Fixing the 04's in hijackthis won't delete anything, but you will need to disable them in some programs as well e.g. realplayer.

 

[sizk]

Some stuff


E:\Program Files\ATI Technologies\ATI Control Panel\atiptaxx.exe
E:\WINNT\System32\hphmon05.exe
E:\WINNT\System32\spool\drivers\w32x86\3\hpztsb09. exe
E:\Program Files\Common Files\Real\Update_OB\realsched.exe
E:\WINNT\System32\HPZipm12.exe

O4 - HKLM\..\Run: [NeroFilterCheck] E:\WINNT\system32\NeroCheck.exe
O4 - HKLM\..\Run: [TkBellExe] "E:\Program Files\Common Files\Real\Update_OB\realsched.exe" -osboot
O4 - Global Startup: Adobe Gamma Loader.lnk = E:\Program Files\Common Files\Adobe\Calibration\Adobe Gamma Loader.exe
O4 - Global Startup: Microsoft Office.lnk = E:\Program Files\Microsoft Office\Office\OSA9.EXE

sorry it's sometimes getting long before i reply, i'm not often at home at the moment...
anyone knows how to get rid of the aboves?

 

[Buzz1927]

Most of them can be fixed i.e. disabled at start-up, by running Hijackthis and checking the 04's. These
E:\Program Files\ATI Technologies\ATI Control Panel\atiptaxx.exe
E:\WINNT\System32\hphmon05.exe
will have a corresponding 04. Some programs will need to be disabled in the program itself or via start>run>msconfig>startup.

 

[sizk]

lately back again...
ok so, last replies slept away from the very goal of the topic which was how to get rid of the 017 line of the log i posted after i've done all the basics?

 

[Buzz1927]

I think it's to do with your ISP. This article explains who they are.

 

[sizk]

I think it's to do with your ISP. This article explains who they are.

well, i might be dumb but i just don't get any point of the article nor how it relates to my "problem".
anyway, what let you think it's sthg to do with the ISP?

 

[Buzz1927]

This line in the article " The membership consists mainly of Internet Service Providers (ISPs),". Might be worth contacting your ISP and asking them.

 

[Buzz1927]

Just remembered, I had this a while back. Block RIPE with your firewall, then fix the entry in Hijackthis.

 

[sizk]

Just remembered, I had this a while back. Block RIPE with your firewall, then fix the entry in Hijackthis.

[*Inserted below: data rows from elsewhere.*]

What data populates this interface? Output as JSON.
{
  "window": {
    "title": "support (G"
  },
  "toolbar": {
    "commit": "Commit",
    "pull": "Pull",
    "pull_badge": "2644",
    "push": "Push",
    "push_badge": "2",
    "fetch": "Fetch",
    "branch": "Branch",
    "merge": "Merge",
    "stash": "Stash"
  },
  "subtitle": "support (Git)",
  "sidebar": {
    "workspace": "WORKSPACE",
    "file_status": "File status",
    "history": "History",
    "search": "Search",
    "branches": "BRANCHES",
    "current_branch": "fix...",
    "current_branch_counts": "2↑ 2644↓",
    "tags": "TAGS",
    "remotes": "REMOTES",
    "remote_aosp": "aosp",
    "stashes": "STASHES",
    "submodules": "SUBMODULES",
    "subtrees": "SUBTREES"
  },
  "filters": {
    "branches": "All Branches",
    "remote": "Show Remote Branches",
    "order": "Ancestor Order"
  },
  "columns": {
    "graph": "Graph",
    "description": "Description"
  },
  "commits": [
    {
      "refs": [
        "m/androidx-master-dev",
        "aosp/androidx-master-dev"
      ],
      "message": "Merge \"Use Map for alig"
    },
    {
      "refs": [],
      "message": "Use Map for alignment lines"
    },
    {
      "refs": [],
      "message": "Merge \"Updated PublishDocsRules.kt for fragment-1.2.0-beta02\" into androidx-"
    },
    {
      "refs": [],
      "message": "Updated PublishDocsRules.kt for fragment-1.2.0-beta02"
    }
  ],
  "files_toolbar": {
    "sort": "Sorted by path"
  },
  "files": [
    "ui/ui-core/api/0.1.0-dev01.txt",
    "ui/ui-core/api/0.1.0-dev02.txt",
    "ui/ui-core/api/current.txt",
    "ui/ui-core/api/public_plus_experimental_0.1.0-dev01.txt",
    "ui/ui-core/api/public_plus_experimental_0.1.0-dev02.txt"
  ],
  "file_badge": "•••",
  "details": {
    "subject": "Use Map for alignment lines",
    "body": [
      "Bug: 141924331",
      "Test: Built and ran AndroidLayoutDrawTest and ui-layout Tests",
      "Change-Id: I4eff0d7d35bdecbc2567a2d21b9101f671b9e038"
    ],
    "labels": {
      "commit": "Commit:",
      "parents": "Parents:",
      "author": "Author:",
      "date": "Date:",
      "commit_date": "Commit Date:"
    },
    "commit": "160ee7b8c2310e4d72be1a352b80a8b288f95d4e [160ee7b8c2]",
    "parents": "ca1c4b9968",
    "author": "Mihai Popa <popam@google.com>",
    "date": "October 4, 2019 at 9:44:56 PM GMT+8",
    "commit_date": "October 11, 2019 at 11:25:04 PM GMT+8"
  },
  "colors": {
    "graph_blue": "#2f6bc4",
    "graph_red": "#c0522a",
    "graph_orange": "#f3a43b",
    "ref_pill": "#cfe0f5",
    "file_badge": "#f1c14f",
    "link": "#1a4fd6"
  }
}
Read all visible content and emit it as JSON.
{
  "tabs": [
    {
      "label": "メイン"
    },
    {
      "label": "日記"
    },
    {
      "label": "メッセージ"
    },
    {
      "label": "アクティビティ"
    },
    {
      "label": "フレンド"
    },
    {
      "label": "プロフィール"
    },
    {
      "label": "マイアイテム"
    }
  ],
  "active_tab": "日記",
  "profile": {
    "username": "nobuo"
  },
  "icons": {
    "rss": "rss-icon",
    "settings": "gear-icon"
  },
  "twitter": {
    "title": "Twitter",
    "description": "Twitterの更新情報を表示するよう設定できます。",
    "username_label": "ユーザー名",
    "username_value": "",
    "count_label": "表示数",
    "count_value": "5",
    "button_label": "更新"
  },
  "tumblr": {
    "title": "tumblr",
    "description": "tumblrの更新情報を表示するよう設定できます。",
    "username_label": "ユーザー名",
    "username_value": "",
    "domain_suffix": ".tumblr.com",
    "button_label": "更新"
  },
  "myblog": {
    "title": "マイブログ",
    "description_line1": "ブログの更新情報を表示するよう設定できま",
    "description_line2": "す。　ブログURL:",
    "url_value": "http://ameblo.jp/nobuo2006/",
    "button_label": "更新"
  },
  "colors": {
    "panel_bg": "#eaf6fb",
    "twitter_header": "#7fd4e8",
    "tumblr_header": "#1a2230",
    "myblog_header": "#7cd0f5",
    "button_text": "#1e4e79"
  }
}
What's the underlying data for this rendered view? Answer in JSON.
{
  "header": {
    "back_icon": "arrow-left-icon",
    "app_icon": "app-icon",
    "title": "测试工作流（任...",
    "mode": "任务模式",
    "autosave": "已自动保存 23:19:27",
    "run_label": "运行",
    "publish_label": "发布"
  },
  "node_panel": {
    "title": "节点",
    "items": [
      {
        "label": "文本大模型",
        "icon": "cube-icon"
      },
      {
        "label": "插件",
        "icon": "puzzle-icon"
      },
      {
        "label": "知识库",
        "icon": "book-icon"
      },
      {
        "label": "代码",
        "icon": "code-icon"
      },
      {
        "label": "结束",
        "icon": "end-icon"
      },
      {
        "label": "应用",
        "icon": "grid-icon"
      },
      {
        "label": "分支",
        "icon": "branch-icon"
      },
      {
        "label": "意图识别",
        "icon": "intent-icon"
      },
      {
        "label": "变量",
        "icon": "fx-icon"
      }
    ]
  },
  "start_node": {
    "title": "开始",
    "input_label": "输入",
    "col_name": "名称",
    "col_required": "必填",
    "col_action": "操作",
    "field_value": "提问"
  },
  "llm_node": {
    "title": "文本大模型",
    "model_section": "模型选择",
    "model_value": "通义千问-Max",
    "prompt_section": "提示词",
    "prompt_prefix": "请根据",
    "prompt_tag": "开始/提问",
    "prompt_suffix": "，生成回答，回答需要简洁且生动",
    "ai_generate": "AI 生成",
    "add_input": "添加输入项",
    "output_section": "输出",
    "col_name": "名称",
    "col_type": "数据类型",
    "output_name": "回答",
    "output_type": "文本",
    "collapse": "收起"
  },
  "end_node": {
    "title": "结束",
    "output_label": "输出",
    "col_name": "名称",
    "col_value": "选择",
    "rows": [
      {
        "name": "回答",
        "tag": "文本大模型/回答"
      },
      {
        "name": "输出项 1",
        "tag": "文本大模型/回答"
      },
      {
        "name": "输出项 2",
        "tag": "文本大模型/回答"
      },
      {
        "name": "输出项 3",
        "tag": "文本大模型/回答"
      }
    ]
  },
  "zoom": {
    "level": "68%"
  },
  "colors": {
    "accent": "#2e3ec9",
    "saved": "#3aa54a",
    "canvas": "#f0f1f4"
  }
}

can't find anything that sounds like ripe in software or internet filtering

 

[sizk]

is RIPE international term or should i look for a translation i.e. a french version?

 

[Buzz1927]

What firewall are you running, I can't see one in the log. I think RIPE would be the same everywhere, but it might be different, or could be RIR.